Somatic symptom disorder is diagnosed when a person has a significant focus on physical symptoms, such as pain, weakness or shortness of breath, to a level that results in major distress and/or problems functioning. The individual has excessive thoughts, feelings and behaviors relating to the physical symptoms. The physical symptoms may or may not be associated with a diagnosed medical condition, but the person is experiencing symptoms and believes they are sick (that is, not faking the illness).

this not to say that65 some on the forum has not been over worried with say the pain that they might think they have cancer or MS etc and in my cased I suffer from fibromyalgia Lung problems with O2 down around the lower 80's, essential tremor and spinal problems I have offten worried about the fact that I might have MS - these are not excessive thoughts but they at times do concern me so I would fail a diagnosis of somatic symptom disorder and instead simply be treated for depression as most on the forum would be.
 
I live in Eastern Europe and our mentality and ethics may differ from the ethics and mentality of the USA, Great Britain and other countries
I have always found Russian people very much the same as me when I have visited Russia and now as a Ham radio Operator I still find that we have similar ethic etc
 
Does anyone else deal with tight shoulders to the point that it hurts to run wash rag over them in th shower? it happens after a few regular days then I have about two days i bed.
Also was going to ask for to to do muscle biopsy not sure if it is worth it. any response would be helpful.
 
Also was going to ask for to to do muscle biopsy not sure if it is worth it. any response would be helpful.
a muscle biopsy would not be any value fore fibromyalgia as although there is pain felt in the muscle it is simply an incorrect pain responds from the CNS
ie pain where no reason for pain exists
 
@johnsalmon, sounds like you need th see a physical therapist to perform myofascial release on you. Helps tremendously with tightness.
 
@chestert6 ...a biopsy is unlikely to be the thing you need, although of course that is a decision for your doctor. Normally that is a test that is only performed if you have a growth and they need to check to see if it is cancerous. A biopsy is not a treatment for tight or sore muscles.

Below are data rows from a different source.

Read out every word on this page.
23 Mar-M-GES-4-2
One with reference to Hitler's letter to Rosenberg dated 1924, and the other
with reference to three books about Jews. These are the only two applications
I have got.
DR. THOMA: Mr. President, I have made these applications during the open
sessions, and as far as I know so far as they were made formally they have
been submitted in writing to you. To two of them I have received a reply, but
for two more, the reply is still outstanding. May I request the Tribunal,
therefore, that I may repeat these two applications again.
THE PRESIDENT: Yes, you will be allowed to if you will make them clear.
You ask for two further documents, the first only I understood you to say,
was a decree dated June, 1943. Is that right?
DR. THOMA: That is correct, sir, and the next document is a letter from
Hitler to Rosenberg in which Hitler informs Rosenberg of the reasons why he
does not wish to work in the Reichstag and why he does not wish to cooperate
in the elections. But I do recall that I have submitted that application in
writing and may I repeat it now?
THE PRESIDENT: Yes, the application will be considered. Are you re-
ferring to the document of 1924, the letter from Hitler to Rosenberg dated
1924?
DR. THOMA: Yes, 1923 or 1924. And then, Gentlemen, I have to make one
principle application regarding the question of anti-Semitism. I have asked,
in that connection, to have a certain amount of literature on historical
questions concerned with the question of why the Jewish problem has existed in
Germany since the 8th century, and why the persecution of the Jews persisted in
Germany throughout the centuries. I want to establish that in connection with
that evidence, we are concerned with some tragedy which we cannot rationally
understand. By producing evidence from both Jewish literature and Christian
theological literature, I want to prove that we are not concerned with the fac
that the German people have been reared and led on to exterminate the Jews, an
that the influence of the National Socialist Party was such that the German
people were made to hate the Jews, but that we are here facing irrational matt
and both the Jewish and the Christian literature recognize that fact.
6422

If you have not already tried the following, I recommend you think about trying the following:
physical therapy
heating pad
muscle relaxants
application of a CBD rub or Tiger's Balm or Icy Hot or other muscle rub
application of Arnica gel
relaxation techniques

Wishing you the best of luck.
 
Hello. Today I asked my doctor whether my fibromyalgia could actually be a somatoform disorder, which only looks like fibromyalgia, he answered me: “I think you have fibromyalgia.”